Au cœur d’une lutte pour demeurer dans le portrait des séries éliminatoires de la Coupe Stanley, les Predators de Nashville n’ont pas le droit à l’erreur dans ce qui pourrait être un match piège contre les Sénateurs d’Ottawa au Centre Canadian Tire lundi (19 h HE; TVAS, SN, NHLN, BSSO).
Les Predators (26-22-1) amorcent la semaine avec un point de retard sur les Kings de Los Angeles et les Blues de St. Louis, qui occupent les deux places de quatrième as donnant accès au tournoi printanier dans l’Association de l’Ouest. Ils ont donc l’occasion de revenir dans le portrait des séries contre des Sénateurs (18-25-2) qui occupent le dernier rang de l’Association de l’Est et qui ont perdu leurs deux dernières rencontres (0-1-1) ainsi que leurs trois plus récents affrontements à domicile (0-1-2).
Nashville va conclure une série de trois parties à l’étranger, et une victoire ferait de ce voyage un succès, avec une récolte de quatre points sur une possibilité de six. Les Predators se mesureront aux Kings avant la pause du Match des étoiles de la LNH 2024, mercredi, dans un match qui devrait lui aussi être crucial pour figurer dans le portrait des séries.
Les Predators devront profiter de la fragilité des Sénateurs, qui semblent perdre en confiance dès qu’ils accordent un but. Ils ont subi un humiliant revers de 7-2 contre les Rangers de New York samedi, bousillant une avance de 2-0. Les Rangers ont eu besoin de seulement 3:21 pour transformer un retard de deux buts en avance de 3-2 au deuxième engagement.
Perdre après avoir gâché une avance est un problème récurrent à Ottawa cette saison. L’équipe vient au premier rang de la LNH pour les défaites après avoir eu l’avance au terme de la première période (6) et les revers après avoir eu l’avance après la deuxième période (5).
« C’est frustrant parce que je trouve que nous leur avons donné la victoire », a martelé l’entraîneur Jacques Martin après le match contre les Rangers. « Nous étions en bonne posture, puis nous avons fait face à un peu d’adversité.
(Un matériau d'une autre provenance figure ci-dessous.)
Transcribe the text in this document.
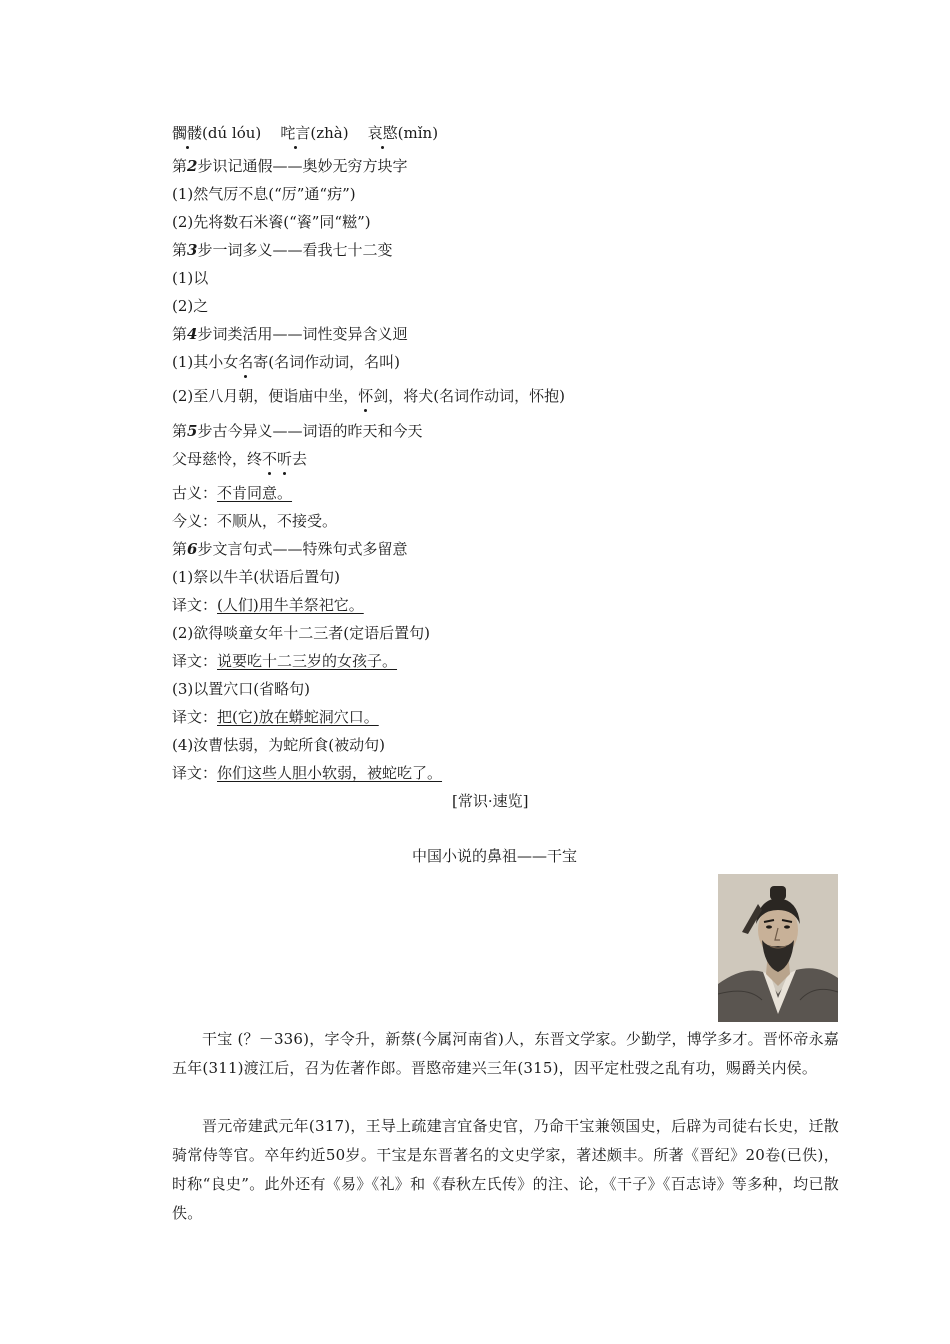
髑髅(dú lóu) 咤言(zhà) 哀愍(mǐn)
第2步识记通假——奥妙无穷方块字
(1)然气厉不息(“厉”通“疠”)
(2)先将数石米餈(“餈”同“糍”)
第3步一词多义——看我七十二变
(1)以
(2)之
第4步词类活用——词性变异含义迥
(1)其小女名寄(名词作动词，名叫)
(2)至八月朝，便诣庙中坐，怀剑，将犬(名词作动词，怀抱)
第5步古今异义——词语的昨天和今天
父母慈怜，终不听去
古义：不肯同意。
今义：不顺从，不接受。
第6步文言句式——特殊句式多留意
(1)祭以牛羊(状语后置句)
译文：(人们)用牛羊祭祀它。
(2)欲得啖童女年十二三者(定语后置句)
译文：说要吃十二三岁的女孩子。
(3)以置穴口(省略句)
译文：把(它)放在蟒蛇洞穴口。
(4)汝曹怯弱，为蛇所食(被动句)
译文：你们这些人胆小软弱，被蛇吃了。
[常识·速览]
中国小说的鼻祖——干宝
干宝 (？－336)，字令升，新蔡(今属河南省)人，东晋文学家。少勤学，博学多才。晋怀帝永嘉五年(311)渡江后，召为佐著作郎。晋愍帝建兴三年(315)，因平定杜弢之乱有功，赐爵关内侯。
晋元帝建武元年(317)，王导上疏建言宜备史官，乃命干宝兼领国史，后辟为司徒右长史，迁散骑常侍等官。卒年约近50岁。干宝是东晋著名的文史学家，著述颇丰。所著《晋纪》20卷(已佚)，时称“良史”。此外还有《易》《礼》和《春秋左氏传》的注、论，《干子》《百志诗》等多种，均已散佚。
Tu dois développer une résistance à ça et tu dois parvenir à imposer ton style de jeu quand même. Nous avons perdu notre confiance et notre compétitivité. »
Mais tout n’est pas au beau fixe à Nashville non plus. La troupe d’Andrew Brunette a perdu trois de ses quatre plus récents affrontements, incluant un revers de 4-1 contre les Oilers d’Edmonton samedi, et elle n’a pas trouvé le fond du filet en avantage numérique en 13 occasions.
« Il faut que les unités spéciales soient bien meilleures, a convenu Brunette. Ça nous fait mal actuellement. »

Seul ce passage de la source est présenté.